1. A 1-x RNAi expression cassette encoding x stem-loop structures comprising a promoter, wherein x is at least 2 and said stem-loop structures are separated from each other by one or more spacer regions, wherein said stem-loop structures are RNAi agents and at least one of said RNAi agents is encoded by sequence No. 42.

2. The 1-x RNAi expression cassette of claim 1, wherein at least one other RNAi agent is encoded by sequence No. 6.

3. The 1-x RNAi expression cassette of claim 1, wherein the spacer region is 6 nucleotides.

4. The 1-x RNAi expression cassette of claim 1, wherein the loop region of the stem-loop structure comprises 5-9 nucleotides.

5. The 1-x RNAi expression cassette of claim 1, further comprising a terminator, and wherein the promoter and terminator are taken from the same gene.
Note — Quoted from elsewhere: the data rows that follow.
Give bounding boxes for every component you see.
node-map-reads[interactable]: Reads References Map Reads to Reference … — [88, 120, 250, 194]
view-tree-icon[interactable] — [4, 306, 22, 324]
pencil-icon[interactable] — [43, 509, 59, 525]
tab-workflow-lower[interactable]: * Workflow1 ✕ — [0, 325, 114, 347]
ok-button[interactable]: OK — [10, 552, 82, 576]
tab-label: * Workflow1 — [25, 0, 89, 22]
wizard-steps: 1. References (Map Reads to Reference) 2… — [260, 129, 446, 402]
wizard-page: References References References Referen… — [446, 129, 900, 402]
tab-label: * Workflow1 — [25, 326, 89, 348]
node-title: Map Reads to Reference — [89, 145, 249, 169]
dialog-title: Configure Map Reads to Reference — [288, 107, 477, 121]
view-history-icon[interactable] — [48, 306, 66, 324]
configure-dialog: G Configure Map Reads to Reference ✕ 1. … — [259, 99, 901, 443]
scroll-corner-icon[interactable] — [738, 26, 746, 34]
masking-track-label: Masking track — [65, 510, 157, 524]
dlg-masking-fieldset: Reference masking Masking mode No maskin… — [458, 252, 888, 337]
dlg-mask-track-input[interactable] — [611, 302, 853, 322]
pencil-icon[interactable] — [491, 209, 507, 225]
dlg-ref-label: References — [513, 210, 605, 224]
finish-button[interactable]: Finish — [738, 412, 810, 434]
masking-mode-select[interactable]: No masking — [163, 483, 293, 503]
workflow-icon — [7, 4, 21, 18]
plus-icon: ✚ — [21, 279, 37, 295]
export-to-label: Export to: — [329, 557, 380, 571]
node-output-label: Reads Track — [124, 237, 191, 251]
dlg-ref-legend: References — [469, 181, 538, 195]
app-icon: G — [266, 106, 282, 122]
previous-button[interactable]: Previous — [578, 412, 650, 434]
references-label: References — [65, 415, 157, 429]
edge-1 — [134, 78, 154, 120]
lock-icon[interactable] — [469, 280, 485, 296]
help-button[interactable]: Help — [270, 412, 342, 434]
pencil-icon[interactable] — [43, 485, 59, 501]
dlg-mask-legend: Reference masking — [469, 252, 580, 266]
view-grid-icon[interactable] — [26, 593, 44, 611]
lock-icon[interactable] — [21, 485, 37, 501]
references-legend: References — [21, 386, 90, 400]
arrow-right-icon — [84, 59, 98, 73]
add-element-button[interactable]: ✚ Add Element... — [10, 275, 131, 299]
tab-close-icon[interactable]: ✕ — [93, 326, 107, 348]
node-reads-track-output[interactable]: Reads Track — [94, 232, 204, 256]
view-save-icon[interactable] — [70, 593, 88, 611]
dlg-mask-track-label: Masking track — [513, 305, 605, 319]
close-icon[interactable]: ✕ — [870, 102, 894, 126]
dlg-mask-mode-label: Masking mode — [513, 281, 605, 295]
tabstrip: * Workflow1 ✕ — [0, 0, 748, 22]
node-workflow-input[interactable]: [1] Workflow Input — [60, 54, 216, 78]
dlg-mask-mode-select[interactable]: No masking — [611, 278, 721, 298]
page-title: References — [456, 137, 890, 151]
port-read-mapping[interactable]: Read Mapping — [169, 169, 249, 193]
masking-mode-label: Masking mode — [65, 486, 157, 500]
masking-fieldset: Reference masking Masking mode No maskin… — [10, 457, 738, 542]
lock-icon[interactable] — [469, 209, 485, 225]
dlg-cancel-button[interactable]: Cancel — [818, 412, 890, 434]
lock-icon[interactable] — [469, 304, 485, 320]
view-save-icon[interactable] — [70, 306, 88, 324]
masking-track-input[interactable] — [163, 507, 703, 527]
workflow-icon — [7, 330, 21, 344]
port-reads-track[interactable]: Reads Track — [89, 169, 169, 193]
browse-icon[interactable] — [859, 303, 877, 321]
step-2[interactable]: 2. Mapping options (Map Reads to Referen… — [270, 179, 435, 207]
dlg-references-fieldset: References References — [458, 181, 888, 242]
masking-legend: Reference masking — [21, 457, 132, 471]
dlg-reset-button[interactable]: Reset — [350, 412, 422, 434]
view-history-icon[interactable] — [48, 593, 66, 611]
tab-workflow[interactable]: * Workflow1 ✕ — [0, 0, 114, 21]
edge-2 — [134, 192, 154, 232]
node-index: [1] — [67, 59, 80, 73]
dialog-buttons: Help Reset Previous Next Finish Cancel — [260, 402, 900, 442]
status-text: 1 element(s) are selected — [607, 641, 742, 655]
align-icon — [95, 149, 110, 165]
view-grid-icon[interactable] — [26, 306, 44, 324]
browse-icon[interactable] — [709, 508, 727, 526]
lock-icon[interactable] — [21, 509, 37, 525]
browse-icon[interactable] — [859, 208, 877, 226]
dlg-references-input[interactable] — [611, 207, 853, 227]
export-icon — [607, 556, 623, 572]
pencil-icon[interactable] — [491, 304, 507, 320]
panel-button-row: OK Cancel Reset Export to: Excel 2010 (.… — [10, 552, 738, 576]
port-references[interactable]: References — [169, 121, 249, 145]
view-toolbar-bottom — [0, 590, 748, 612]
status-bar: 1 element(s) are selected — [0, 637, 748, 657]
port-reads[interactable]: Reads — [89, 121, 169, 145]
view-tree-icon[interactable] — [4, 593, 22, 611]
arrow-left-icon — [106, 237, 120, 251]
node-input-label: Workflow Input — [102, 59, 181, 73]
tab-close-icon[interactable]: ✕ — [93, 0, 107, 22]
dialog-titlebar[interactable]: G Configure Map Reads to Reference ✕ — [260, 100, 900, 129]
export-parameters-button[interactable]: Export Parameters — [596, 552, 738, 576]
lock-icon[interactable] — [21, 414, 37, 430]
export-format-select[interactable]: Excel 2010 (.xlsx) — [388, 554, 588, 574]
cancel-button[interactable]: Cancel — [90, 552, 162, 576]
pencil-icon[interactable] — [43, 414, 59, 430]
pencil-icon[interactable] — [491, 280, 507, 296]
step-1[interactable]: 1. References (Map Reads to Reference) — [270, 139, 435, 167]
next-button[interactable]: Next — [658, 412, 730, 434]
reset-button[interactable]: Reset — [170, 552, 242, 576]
6. A genetic construct capable of regulating the expression of one or more genes, said genetic construct comprising an expression cassette according to any one of claims 1 to 5.

7. Use of a genetic construct according to claim 6 in the manufacture of a medicament for modulating the expression of one or more genes.

8. Use of an RNAi agent that is the product of in vitro transcription of a 1-x RNAi expression cassette according to any one of claims 1-5 in the manufacture of a medicament for modulating expression of one or more genes.